In Sweden, a social outcomes contract project for a preventive and healthy workplace was developed in response to an increase in sick leave across the country. The costs of sick leave benefits had risen from 26.2 billion Swedish Krona in 2013 to 39.8 billion Swedish Krona in 2016 (+52%), a trend particularly noticeable in the workplaces of public regions and municipalities, compared to private employers. Increased sick leave imposed a high burden on these public employers, as they are responsible for covering the expenses of short-term sickness (1-14 days). In addition, a rise in sick leave increased indirect costs and negative effects, including productivity loss and lower quality in public services.
A pre-study conducted in Swedish municipalities, in collaboration between SALAR, RISE, the European Investment Bank and Kommuninvest, found that 20% of employees accounted for 75% of the costs of short-term sick leave. The identified risk group of employees were found to be absent on 3 or more occasions during a 12-month period. The pre-study further indicated that regions and municipalities did not put enough effort into early identification and intervention in terms of reducing sick leave and improving employee health.
The project employs a multi-level approach to target both individual and organisational factors impacting occupational health. The health support enables early identification of ill-health and sick leave absence which, in combination with structural interventions (manager support), enables preventive and health promoting actions. Additionally, the interventions aim to generate long-term competence at the human relations department in terms of identification and implementation of preventive actions – thus establishing capacity for prevention in a broader perspective.
The structure of the SOC enables performance management and programme improvement, as well as collaboration between private and public sector organisations. The occupational health service provider is procured and contracted by the local authorities to perform services (health support and identification of risk groups). The public sector has played a big part in implementing the SOC, compared to other countries where SIBs have been adopted. Although the actors involved in a SOC or SIB may vary, the investors often include private actors. For instance, in the occupational health SOC in Botkyrka and Örnsköldsvik, the project is solely financed by the local authorities themselves, making it a unique example of a publicly-financed SOC. The project management organisation, consisting of a new entity formed by state-owned RISE and SALAR, assists with project monitoring, evaluation and support during the implementation process.
The contractual partners in the SOC are the finance and human resources departments of the local authorities, as well as the intermediary organisation (RISE and SALAR).

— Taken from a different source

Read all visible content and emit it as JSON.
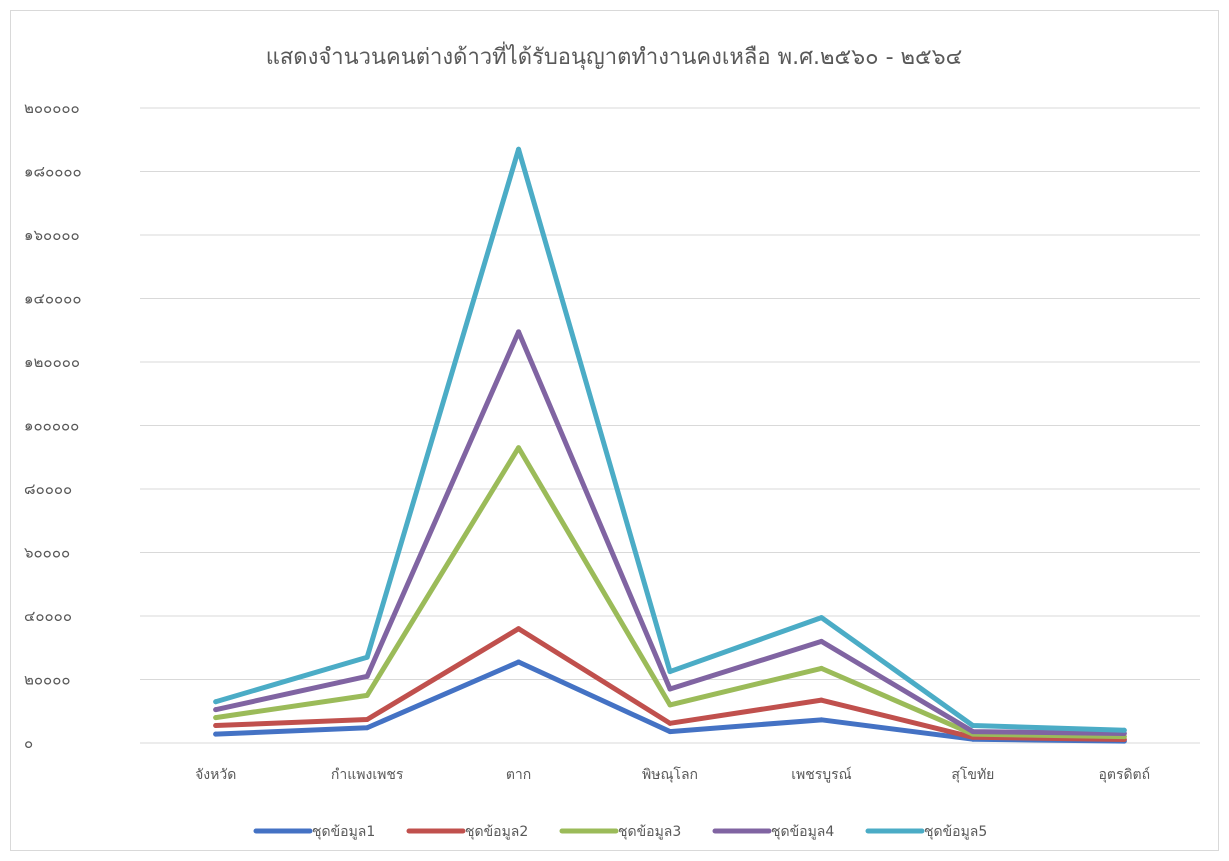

The total investments in the SOCs of two municipalities are 17,4 million Swedish Krona and 22,870 million Swedish Krona, respectively (€4 million in total) over a three-year period.
A financial instrument referred to as Sustainability Bond with Impact-Linked Return (SBIR) was designed to allow for institutional investors and a large investment volume (€100 million). The SBIR combines a loan (approx. 90%) with a social outcomes contract (approx. 10%) in order to achieve enough investment volume and a suitable risk profile. However, the Swedish local authorities decided to finance the SOC on their own.
During the procurement process of external service providers, various parameters were considered, including proposed risk-share agreements. The service providers were offered to bid on risk appetite - between 25% and 75% of reimbursement to be dependent upon the outcomes of the SOC. The contracted providers bid for 50% and 75% in each municipality. The financial commitments between the investors and service provider is regulated with a pay-for-performance contract based on this financial risk sharing with a potential premium for over-performing ,which is capped at half the risk level. Thus, there is financial risk sharing between the municipalities and the service providers.
Based on international experience, various case scenarios were outlined, defining the financial outcomes for all parties. All scenarios include a total intervention period of 36 months and a 9-month ramp-up to full intervention effect. Aiming for the low case scenario (12%) average reduction in net sick leave days will result in a break-even point. The expected base case scenario is on average 18% reduction, and the best case is 34% reduction of net short-term sick leave days. The estimated likelihood for achieving at least base case is 80%.
As the results of health promoting interventions tend to only be observable years after the initial investments are made, it was challenging to identify long-term financing opportunities for a project aiming to prevent sick leave, particularly due to annual budget cycles.
The main outcome measurement used for financial evaluation is the direct costs for reduction in net short-term sick leave days (1-14 days), adjusted for national trends in sick leave. Other outcomes measured are long term sick leave (15+ days), purchasing of occupational health care services and size of risk group.
The share of repayment is dependent upon the financial risk of the service providers, but the cash flow also depends on the estimated cost for the service delivery per employee, the number of employees at the baseline measurement and the outcomes achieved. Evaluation is done by calculating the trend adjusted change of net sick leave days compared to the historic baseline. Reductions beyond break-even will result in repayments to the local authorities (66.25% and 81.6%) and to the service providers (33.75% and 18.4%). The cap on payments to the providers means that reductions above 150% of the investment value will go solely to the local authorities.